= Willie Hulon =

Willie T. Hulon was the executive assistant director of the National Security Branch of the Federal Bureau of Investigation (FBI) until January 11, 2008. He was succeeded by Arthur M. Cummings, II.

== Early life ==

Hulon was born in Memphis, Tennessee and earned a Bachelor of Arts degree from Rhodes College, Memphis, Tennessee, in 1979. He served as an officer in the Memphis Police Department from 1980 until 1983.

== FBI career ==

Hulon began his career as an FBI special agent in September 1983. After graduating from the FBI Academy, he was assigned to the FBI Office in Mobile, Alabama and subsequently served in Chicago, Illinois and San Antonio, Texas. During those assignments he conducted drug, gang, domestic terrorism, and violent crime investigations. Hulon was promoted to supervisory special agent of the Violent Crimes and Major Offenders Squad in San Antonio in May 1991. While in San Antonio, he formed and supervised a multi-agency task force which received recognition from the United States Attorney General for the successful prosecution of a Texas prison gang. In March 1995, he was transferred to FBI Headquarters and served as a supervisory special agent in Violent Crimes/Fugitive Unit until February 1996. Following that assignment, Hulon was promoted to assistant inspector in the Inspection Division at FBI Headquarters.

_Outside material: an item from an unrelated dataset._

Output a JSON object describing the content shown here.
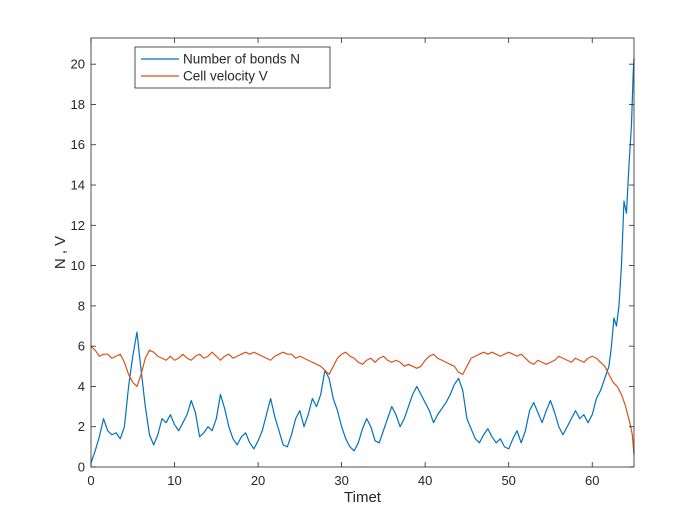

In June 1997, he was designated as chief of the Interstate Theft/Government Reservation crimes Unit at FBI Headquarters. In December 1997, Hulon was appointed as the assistant special agent in charge of the St. Louis Division. He was promoted to inspector, Office of Inspections, Inspection Division, FBI Headquarters, in December 2000. In July 2001, Hulon was designated chief inspector for the FBI. He was then appointed special agent in charge of the Detroit Office until returning to headquarters as deputy assistant director of the Counterterrorism Division.

Hulon was appointed by Director Mueller as the executive assistant director (EAD) of the National Security Branch (NSB) on June 19, 2006. He had previously served as acting EAD-NSB beginning on June 5, 2006. Prior to that, he was assistant director of the Counterterrorism Division (CTD), a position he had held since December 23, 2004. He also served as deputy assistant director of CTD beginning on April 16, 2004, before becoming the division's acting assistant director in November of that year.